Da naturalização das práticas. A interpretação ganha destaque, nos discursos, por se fundar em certezas anteriores à própria sessão. Isso fica evidente quando tais certezas são colocadas sobre as falas dos pacientes, como se os psicanalistas já esperassem determinada fala ou posicionamento das pessoas que atendem. A interpretação fica caracterizada como um saber constituído que entra em jogo, até certo ponto, independentemente dos pacientes. Vejamos abaixo.

A transferência está ocorrendo ali no momento da sessão, por exemplo. E ele traz alguma figuração, alguma representação, ele trouxe a cena do sonho. [...] sei lá, e já é alguma coisa transferencial. A pessoa traz e você percebe que é um material transferencial, daí você interpreta. A interpretação é sempre uma consequência, ela vem como uma decorrência. (Analista de Escola Inglesa 01)

Nas falas dos psicanalistas entrevistados, o conhecimento transmitido pelo analista ampliaria os recursos do paciente. O efeito de saber e mostrar a verdade (da parte do analista) acaba caracterizando o paciente como quem precisa ser educado sobre si, precisa reestruturar suas atitudes, e tudo isso se presta a que o sucesso da análise se estabeleça. O analista parece refratário aos supostos ataques sofridos. O que parece mantê-lo inabalável é sua certeza de verdade e conhecimento sobre quem é e como deverá ser o paciente. A este, cabe uma espécie de sujeição, aceitação dessa regra não explícita, mas mostrada, para que a análise aconteça. O extrato abaixo é sutilmente exemplar:

Uma interpretação bem-sucedida é aquela que permite que o paciente tome uma outra atitude, né... que ele amplie um recurso dele, né... [...] Então, é difícil aceitar que alguém lhe dê algo de bom, né, e ela costuma atacar, né. [...] E em um certo momento eu disse para ela com muita clareza esse movimento dela, [...] mas ela continua indo à sessão, porque ela quer que eu diga a verdade para ela. Ela começou a mudar um pouquinho a postura em relação a isso. (Analista de Escola Inglesa 02)
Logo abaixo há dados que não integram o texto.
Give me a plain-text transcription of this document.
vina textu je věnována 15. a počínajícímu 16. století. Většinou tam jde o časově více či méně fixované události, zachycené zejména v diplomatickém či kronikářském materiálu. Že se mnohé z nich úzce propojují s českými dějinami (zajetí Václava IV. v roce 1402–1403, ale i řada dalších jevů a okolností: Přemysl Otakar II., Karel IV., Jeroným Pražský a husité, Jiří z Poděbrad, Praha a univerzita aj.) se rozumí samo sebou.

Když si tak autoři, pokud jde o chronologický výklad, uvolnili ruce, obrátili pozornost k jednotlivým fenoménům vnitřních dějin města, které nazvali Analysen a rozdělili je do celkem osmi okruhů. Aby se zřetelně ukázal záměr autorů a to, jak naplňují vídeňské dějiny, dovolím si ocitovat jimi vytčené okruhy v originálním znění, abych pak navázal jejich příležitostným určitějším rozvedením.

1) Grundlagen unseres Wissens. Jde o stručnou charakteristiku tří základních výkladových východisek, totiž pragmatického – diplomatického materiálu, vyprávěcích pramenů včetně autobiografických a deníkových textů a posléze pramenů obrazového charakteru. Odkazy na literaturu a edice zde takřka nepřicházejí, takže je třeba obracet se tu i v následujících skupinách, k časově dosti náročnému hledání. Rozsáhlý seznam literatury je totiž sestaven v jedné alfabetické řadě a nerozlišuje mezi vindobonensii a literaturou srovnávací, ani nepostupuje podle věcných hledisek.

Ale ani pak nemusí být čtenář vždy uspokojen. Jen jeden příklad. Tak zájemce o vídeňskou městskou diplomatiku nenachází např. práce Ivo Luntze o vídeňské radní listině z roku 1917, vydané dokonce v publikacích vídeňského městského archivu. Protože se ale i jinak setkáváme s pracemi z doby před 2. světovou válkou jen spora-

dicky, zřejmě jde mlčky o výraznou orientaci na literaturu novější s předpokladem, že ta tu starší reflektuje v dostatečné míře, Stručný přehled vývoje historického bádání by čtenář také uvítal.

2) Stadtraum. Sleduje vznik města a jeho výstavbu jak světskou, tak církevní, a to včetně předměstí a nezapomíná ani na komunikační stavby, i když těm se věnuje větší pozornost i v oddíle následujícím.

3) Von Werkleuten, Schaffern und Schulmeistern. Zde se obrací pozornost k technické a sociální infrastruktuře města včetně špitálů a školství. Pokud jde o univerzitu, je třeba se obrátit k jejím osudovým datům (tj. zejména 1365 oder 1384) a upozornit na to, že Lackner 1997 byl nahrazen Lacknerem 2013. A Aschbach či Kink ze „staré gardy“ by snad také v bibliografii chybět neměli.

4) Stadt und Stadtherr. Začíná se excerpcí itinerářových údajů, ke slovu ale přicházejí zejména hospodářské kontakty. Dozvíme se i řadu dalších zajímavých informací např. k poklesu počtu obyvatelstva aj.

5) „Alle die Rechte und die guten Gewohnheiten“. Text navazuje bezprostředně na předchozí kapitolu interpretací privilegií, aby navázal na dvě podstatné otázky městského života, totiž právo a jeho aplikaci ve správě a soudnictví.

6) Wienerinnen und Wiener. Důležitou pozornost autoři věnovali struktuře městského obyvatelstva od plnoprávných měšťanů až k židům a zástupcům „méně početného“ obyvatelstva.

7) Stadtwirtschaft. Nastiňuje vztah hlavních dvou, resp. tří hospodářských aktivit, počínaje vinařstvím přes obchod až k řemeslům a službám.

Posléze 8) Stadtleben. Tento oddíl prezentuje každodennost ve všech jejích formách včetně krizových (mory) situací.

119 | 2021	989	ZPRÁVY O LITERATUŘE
Outro exemplo, menos sutil, porém, aparece carreado pelo termo redução, utilizado por uma das psicanalistas lacanianas, que aponta para uma postura de domínio de um saber necessário e suficiente sobre a vida do paciente. Ocorre um direcionamento de comportamentos, que molda a forma de agir: o analista diz o que o paciente pode ou não fazer.

Então, você não vai mais para a praia, vai ficar, o máximo que você pode fazer é subir a serra, se quiser ir para Campos do Jordão vai, para a praia você não vai mais. Então, reduzir esse momento significa circunscrever aquele problema a um espaço físico aonde ele evitasse aquilo [...] ouvi tudo aquilo e chamei o pai e a mãe [...] Eles não me obedeceram; o pai e a mãe não me obedeceram e, passado um mês, ele fugiu de casa de novo. [...] ele é um psicótico que precisa de estabilização, e essa redução estabiliza. (Analista de Escola Inglesa 03)

A analista dá as vias da estabilização da relação pais/filho. Isso supõe corrigir e moldar o funcionamento familiar. Pressupõe um conhecimento sobre o que é bom para o paciente e para a família. Assim, a interpretação/redução derivada desses supostos e pressupostos aproxima-se da normatização.

Diferenças e semelhanças entre as práticas. É na interpretação que é possível desenhar mais nitidamente algumas diferenças entre o fazer dos analistas lacanianos e kleinianos entrevistados. Além da redução, a interpretação é denominada por alguns lacanianos como uma chamada a saber. Vista dessa forma, ela delimita certos posicionamentos na clínica. Quando o analista chama o paciente a saber, isso não se mantém apenas como um chamar a um ato - o de saber -, mas também a saber algo; algo que, no modo como descrevem seu trabalho, estaria claro para o psicanalista e obscuro para o paciente. Suposto saber? Ou saber não assumido pelo analista? A título de exemplo:

Mas tem uma mãe muito interessante, ela é mãe de uma criança autista, [...] ela começou a usar, muito interessante, um significado que é "pilotar", "tenho que pilotar o banho dele", [...] E aí, num certo momento, eu... eu consegui assim... fazer ela parar e fazer uma associação, "a gente pilota o quê?", né. [...] Quer dizer, o desejo que o outro não assuma, não seja sujeito do seu destino, para que ela continue fazendo com que ele seja uma coisa, para que ela possa pilotá-lo. [...] E... não foi interpretação, foi uma chamada a saber que eu... porque também estava óbvio, eu queria que ela levasse um susto com o que ela estava fazendo. (Analista de Escola Francesa 01)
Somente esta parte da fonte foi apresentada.